Zivilisatorischer Genickbruch

“Die Büchse der Pandora ist längst geöffnet und nichts wird das, was sie entliess, wieder unter Kontrolle bringen”

Von Stefan Rehder

Die Tagespost, 24. April 2015

Dass sich die Publikation der Keimbahnexperimente, die Wissenschaftler aus China an menschlichen Embryonen vorgenommen und die sie in der Fachzeitschrift “Protein und Cell” nun veröffentlicht haben, weitgehend als ein Dokument des Scheiterns lesen lässt, ist kein Anlass zur Entwarnung. Auch dass die beiden renommierten Journale “Nature” und “Science” die Veröffentlichung der Studie des Forscherteams um Junjiu Huang von der Sun Yat-sen Universität in Guangzhou ablehnten, ändert daran so wenig, wie der Appell des US-amerikanischen Wissenschaftlers Edward Lanphier und vier seiner Kollegen, Forscher sollten vorerst darauf verzichten, die menschliche DNA modifizieren zu wollen. Die Büchse der Pandora ist längst geöffnet und nichts wird das, was sie entliess, wieder unter Kontrolle bringen.

Nicht, weil Menschen dazu prinzipiell unfähig wären, sondern weil es faktisch zu wenige wollen. “Es ist der Traum der Biologen, die DNA-Sequenz, den Programmiercode des Lebens zu besitzen und ihn bearbeiten zu können, wie ein Dokument in einem Textverarbeitungsprogramm”, erklärte der US-amerikanische Stammzellforscher Michael West bereits zur Jahrtausendwende. Seitdem hat sich die Zahl derer, die die Evolution des Menschen in die Hand nehmen wollen, vervielfacht. Auch das Handwerkszeug, mit dem sie dem “Programmiercode des Lebens” auf den Leib rücken, ist immer leistungsfähiger geworden.
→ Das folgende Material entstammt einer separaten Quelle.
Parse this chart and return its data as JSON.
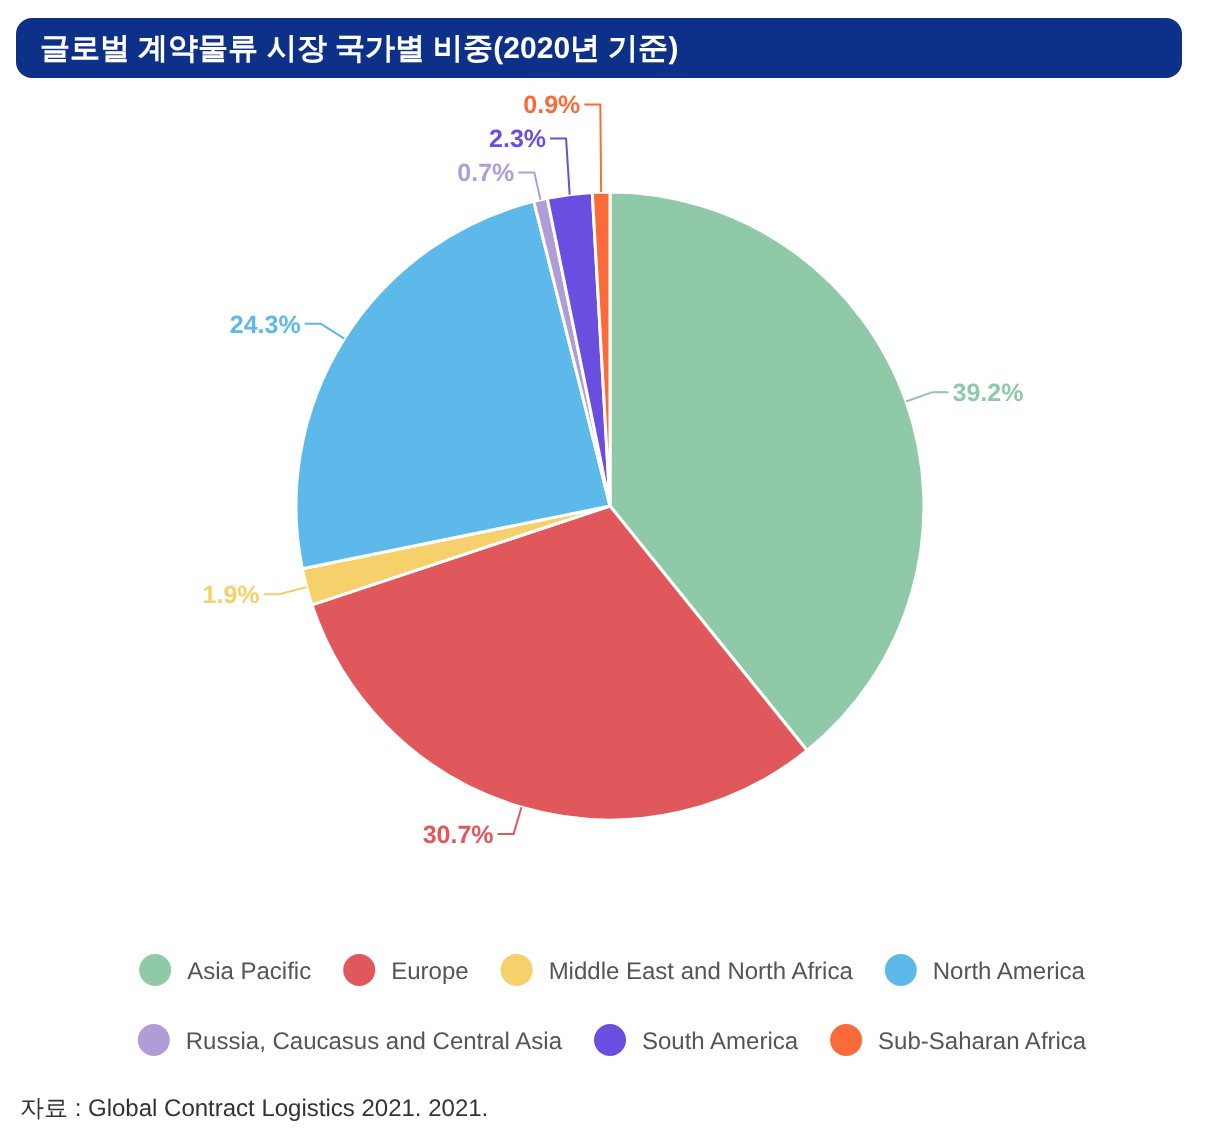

Das Entsetzen über den Misserfolg von Huangs Teams wird nicht von Dauer sein. Im Gegenteil: Huangs Konkurrenten werden ihre Anstrengungen nun zu verdoppeln suchen. Allein in China forschen mindestens drei weitere Forscherteams an der Manipulation der menschlichen DNA. Übersehen wird dabei: Selbst eine erfolgreiche Keimbahnintervention würde nicht das Ende von Krankheit, sondern das Ende der zufälligen genetischen Ausstattung bedeuten, die noch allen Menschen gemeinsam ist. Sie aufzugeben, entzöge nicht nur der Demokratie die Grundlage, sondern bräche auch unserer Zivilisation endgültig das Genick.